Le chercheur en sécurité Tyler Murphy d’EasyOptOut a prévenu Apple de sa découverte en juin 2025. En mars 2026, l’entreprise a affirmé que le problème avait été résolu… sauf que ce n’était pas le cas : la faille était toujours exploitable. Alertée de nouveau, Apple a indiqué en mai qu’un correctif avait été mis au point et serait appliqué dans les prochaines semaines, avant de se murer dans le silence.

Tyler Murphy a alors contacté 404media pour médiatiser l’affaire, sans rien révéler sur la nature précise du problème afin de ne pas donner des idées à des malandrins. L’affaire a pris suffisamment d’ampleur pour qu’Apple se décide finalement à appliquer un correctif. Maintenant que la faille appartient au passé, le site explique qu’il suffisait d’envoyer un message à un utilisateur ciblé de « Masquer mon adresse e-mail » et que celui-ci soit rejeté comme spam pour pouvoir exploiter la faille.
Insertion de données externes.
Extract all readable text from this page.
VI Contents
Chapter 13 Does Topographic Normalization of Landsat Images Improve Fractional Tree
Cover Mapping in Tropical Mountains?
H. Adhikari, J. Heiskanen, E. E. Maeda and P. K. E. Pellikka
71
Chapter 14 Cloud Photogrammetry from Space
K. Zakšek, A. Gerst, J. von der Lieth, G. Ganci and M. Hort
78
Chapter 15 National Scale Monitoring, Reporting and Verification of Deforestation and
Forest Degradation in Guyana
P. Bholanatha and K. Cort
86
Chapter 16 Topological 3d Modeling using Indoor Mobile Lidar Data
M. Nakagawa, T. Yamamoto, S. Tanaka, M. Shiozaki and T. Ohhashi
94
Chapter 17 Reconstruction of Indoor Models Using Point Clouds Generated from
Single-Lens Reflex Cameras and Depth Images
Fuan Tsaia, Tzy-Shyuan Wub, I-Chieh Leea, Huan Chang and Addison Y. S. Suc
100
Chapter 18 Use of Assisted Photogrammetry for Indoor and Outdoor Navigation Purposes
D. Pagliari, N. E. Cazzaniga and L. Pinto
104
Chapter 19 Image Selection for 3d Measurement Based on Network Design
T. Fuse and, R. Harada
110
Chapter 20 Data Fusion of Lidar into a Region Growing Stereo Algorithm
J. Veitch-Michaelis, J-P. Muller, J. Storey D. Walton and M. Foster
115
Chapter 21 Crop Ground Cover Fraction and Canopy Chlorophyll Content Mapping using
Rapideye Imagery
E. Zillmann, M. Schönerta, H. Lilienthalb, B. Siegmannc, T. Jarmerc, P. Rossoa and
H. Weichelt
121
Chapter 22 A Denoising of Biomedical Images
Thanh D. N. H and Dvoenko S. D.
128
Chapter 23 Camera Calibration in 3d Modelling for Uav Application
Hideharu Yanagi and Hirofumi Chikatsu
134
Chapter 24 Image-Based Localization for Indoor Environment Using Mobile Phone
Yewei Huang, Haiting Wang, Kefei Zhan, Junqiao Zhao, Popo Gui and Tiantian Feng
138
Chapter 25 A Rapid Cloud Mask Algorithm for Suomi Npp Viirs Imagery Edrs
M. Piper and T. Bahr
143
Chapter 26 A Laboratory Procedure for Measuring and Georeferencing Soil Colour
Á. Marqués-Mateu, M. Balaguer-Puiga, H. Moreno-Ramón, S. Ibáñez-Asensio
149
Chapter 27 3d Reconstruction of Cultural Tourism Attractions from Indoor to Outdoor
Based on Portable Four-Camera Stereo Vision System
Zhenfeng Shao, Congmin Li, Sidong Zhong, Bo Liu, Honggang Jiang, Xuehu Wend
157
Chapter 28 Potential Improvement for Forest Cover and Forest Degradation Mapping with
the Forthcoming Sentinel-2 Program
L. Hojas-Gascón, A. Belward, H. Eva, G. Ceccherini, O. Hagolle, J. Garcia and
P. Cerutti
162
« Nous ne pensons toutefois pas que tout risque soit désormais écarté », préviennent Tyler Murphy et Ben Weiner, le cofondateur de la société EasyOptOut. « Des e-mails non malveillants pouvaient être rejetés et révéler votre adresse masquée. Comme les journaux de transfert des messages sont souvent conservés, nous estimons que toute adresse masquée associée à une adresse créée avec “Masquer mon adresse e-mail” avant le 7 juillet 2026 a pu être exposée et pourrait encore figurer dans des journaux détenus par des tiers », précisent-ils.

Apple n’est donc peut-être pas encore au bout de ses peines. À cela s’ajoute une plainte (PDF) déposée en Californie le 17 juillet, qui accuse l’entreprise d’avoir trompé ses clients sur le niveau de confidentialité de la fonction « Masquer mon adresse e-mail », tout en la leur faisant payer.

Mise à jour — Un bug n’arrive jamais seul. Le développeur Jeff Johnson et MacGeneration ont mis la main sur une autre vulnérabilité qui touche directement le logiciel Mail d’Apple. Cette vulnérabilité permet à un plaisantin de récupérer l’adresse liée au compte Apple d’une personne qui ne souhaite pas la partager.

Le piège est très simple. Il suffit d’envoyer un courriel à l’adresse connue de la victime en ajoutant un en-tête spécifique qui active le bug. Le message affiche un bandeau « Ce message vous a été transféré via « Masquer mon adresse e-mail » », qui doit mettre la puce à l’oreille car il n’apparait habituellement pas.

Si l’utilisateur répond tout de même à l’e-mail malveillant depuis l’app Mail, son adresse « À: » sera celle du compte Apple… pas l’adresse d’origine à laquelle le courriel avait été envoyé. C’est embêtant, car on peut ne pas vouloir divulguer l’adresse de son compte Apple ou alors uniquement à des proches. Apple a été prévenue de ce nouveau bug.